# M12 Milwaukee No Hub Driver



## MootsNYC (Dec 19, 2013)

Has anyone used one of these No Hub drivers? I was thinking about grabbing one of these to quicken up the job a bit. Do I think it would? I do not know. But as of now I'm using seekonk driver and torque wrench.


----------



## PPRI (Aug 27, 2013)

We have the regular m12 impacts they work great for more that no hubs


----------



## MootsNYC (Dec 19, 2013)

I have the m18 impact driver and love it








I'm wondering about the


----------



## Flyout95 (Apr 13, 2012)

Have it... and I love it. Worth every cent. Buy the bigger battery and it will last all day.


----------



## wookie (Dec 16, 2008)

Have it, works great.


----------



## rwh (Dec 17, 2014)

MootsNYC said:


> Has anyone used one of these No Hub drivers? I was thinking about grabbing one of these to quicken up the job a bit. Do I think it would? I do not know. But as of now I'm using seekonk driver and torque wrench.


Im not familiar with seekonk driver? 
Torque wrench you are talking about "t-torquer"?


----------



## theplumbinator (Sep 6, 2012)

MootsNYC said:


> Has anyone used one of these No Hub drivers? I was thinking about grabbing one of these to quicken up the job a bit. Do I think it would? I do not know. But as of now I'm using seekonk driver and torque wrench.

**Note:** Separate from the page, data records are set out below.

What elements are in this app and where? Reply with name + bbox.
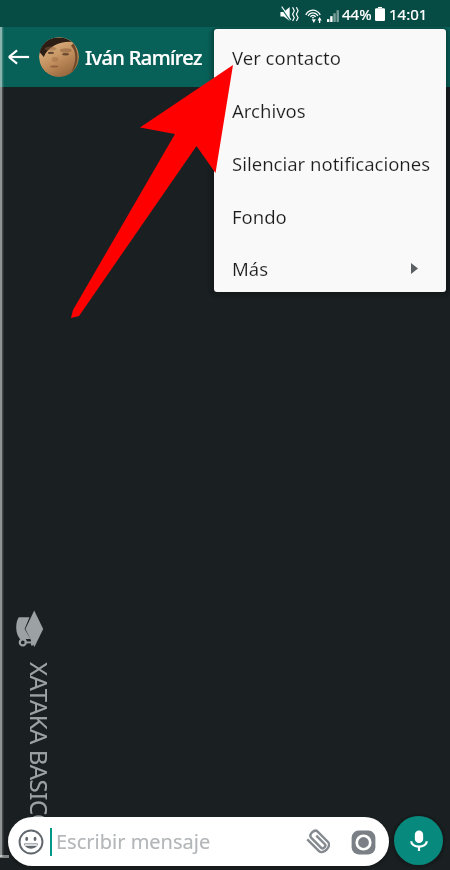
button[interactable]: Archivos	[214, 84, 446, 137]
button[interactable]: Emoji	[8, 817, 389, 866]
button[interactable]: Más	[214, 243, 446, 292]
button[interactable]: Voice message	[394, 816, 443, 865]
staticText: Ver contacto	[232, 45, 341, 70]
staticText: 14:01	[389, 4, 428, 24]
button[interactable]: Fondo	[214, 190, 446, 243]
button[interactable]: Camera	[348, 827, 378, 857]
staticText: Iván Ramírez	[85, 44, 202, 71]
button[interactable]: Profile photo	[39, 37, 79, 77]
staticText: Archivos	[232, 98, 306, 123]
staticText: 44%	[342, 4, 372, 24]
staticText: Silenciar notificaciones	[232, 151, 430, 176]
button[interactable]: Silenciar notificaciones	[214, 137, 446, 190]
button[interactable]: Emoji	[18, 829, 44, 855]
staticText: Más	[232, 256, 269, 281]
staticText: Fondo	[232, 204, 287, 229]
staticText: XATAKA BASICO	[16, 662, 56, 870]
button[interactable]: Attach	[302, 825, 336, 859]
button[interactable]: Ver contacto	[214, 31, 446, 84]
button[interactable]: Back	[0, 38, 38, 76]
staticText: Escribir mensaje	[56, 828, 302, 855]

I use a Seekonk torque wrench as well.


----------



## MootsNYC (Dec 19, 2013)

theplumbinator said:


> I use a Seekonk torque wrench as well.



A couple other guys in the shop had the ridigid on and pasco, but they were horrible. Never even tried em. Stuck with seekonk the whole time.


----------



## Flyout95 (Apr 13, 2012)

I've gone through a few rigids, next no hub job maybe I'll pick up a seekonk.


----------



## Unclog1776 (Feb 5, 2013)

Just don't get it wet! Once it gets wet it doesn't cut off at the desired torque it basically just becomes a drill at that point. It's not expensive to fix though.


----------